Ele sabia que algo estava errado com ele, e ele precisava encontrar um meio de
se sentir coerente. Assim, ele entendia, Deus o aceitaria também.
Quando
perguntou a Jesus “quem é o meu próximo”, ele estava dizendo a si mesmo
“Pronto, minha angústia termina aqui. Esse profeta iluminado certamente me dirá
que eu só preciso amar aqueles que se parecem comigo, aqueles que são a minha
imagem e semelhança. O ódio que eu tenho pelos samaritanos, gentios e outros
pecadores impuros passará impune. Meu problema existencial está resolvido e eu
posso continuar como eu estou”. É evidente que o rabino estava confiando em sua
justiça própria e subjetiva para ser salvo. Aquele que praticamente havia
memorizado a Lei e os Profetas tinha, inevitavelmente, se tornado o seu próprio
deus e salvador.
Jesus,
então, respondeu com uma história em que um homem é gravemente ferido e
necessitava do amor de alguém para sobreviver. Um levita e um sacerdote foram
incapazes de amar. O ferido em questão era certamente um judeu, visto que ele
“descia de Jerusalém para Jericó”. Ele tinha acabado de prestar culto ao Deus
dos judeus e estava retornando para casa.
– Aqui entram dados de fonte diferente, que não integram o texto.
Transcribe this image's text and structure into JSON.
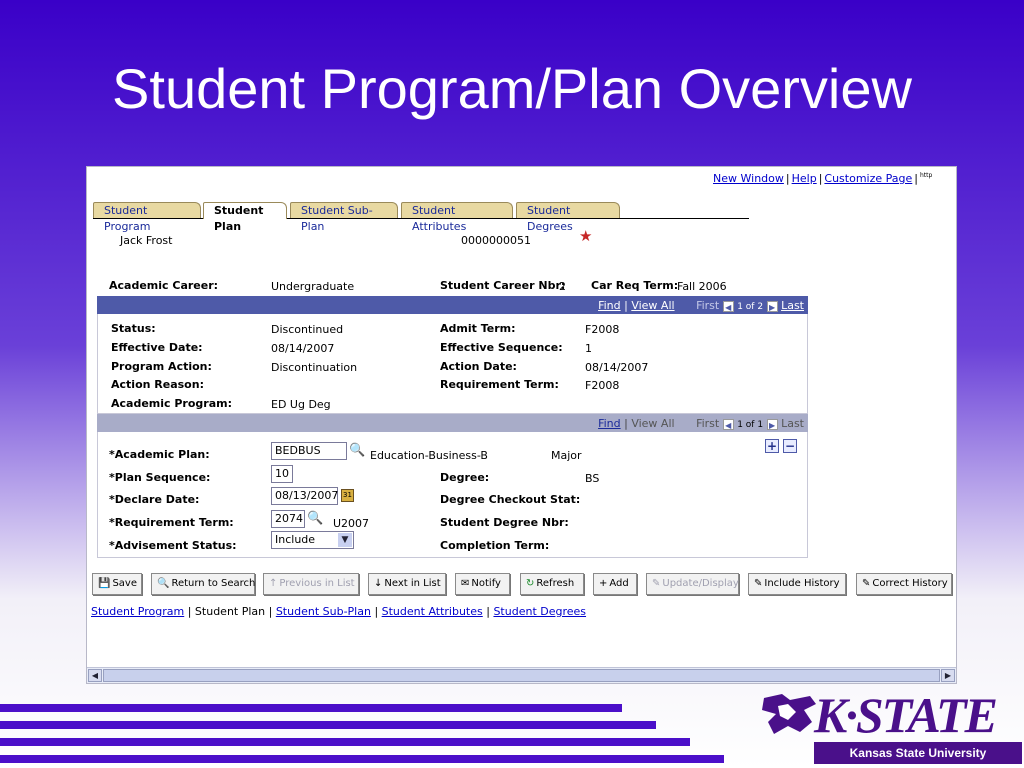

E, justamente aqueles que eram os
mediadores do culto passaram longe do miserável homem. Talvez esse sacerdote
tinha oferecido o sacrifício que o homem levou ao templo; talvez esse levita
era o músico que levou o homem a cantar a Deus. Os três podem ter se visto
pessoalmente prestando culto a Deus juntos. No entanto, longe do templo e da
liturgia, a história foi outra. E sim, isso foi dito para acusar todos nós.
Essa é a parte em que o rabino
que ouviu a história ficou chocado por ouvir que mesmo os homens mais
religiosos podem pecar na falta de amor. Mas, ao mesmo tempo, ele disse a si
mesmo “Bem, se eu estivesse lá, eu teria ajudado. Afinal, o homem é da mesma
religião que a minha e adora o meu Deus”. Então Jesus lhe joga uma bomba:
aquele que amou o judeu destruído foi um samaritano – isso mesmo, um
racialmente mestiço e religiosamente sincrético. Alguém que era parte do povo
da aliança, mas apostatou de tal forma que seguiu a religião dos assírios – ou,
como o autor do livro dos Reis diz, “adoravam a Deus, mas adoravam os seus
ídolos”. E, mesmo após séculos, a sua religião ainda era maculada. Para a
grande surpresa do rabino, foi um samaritano quem amou o judeu.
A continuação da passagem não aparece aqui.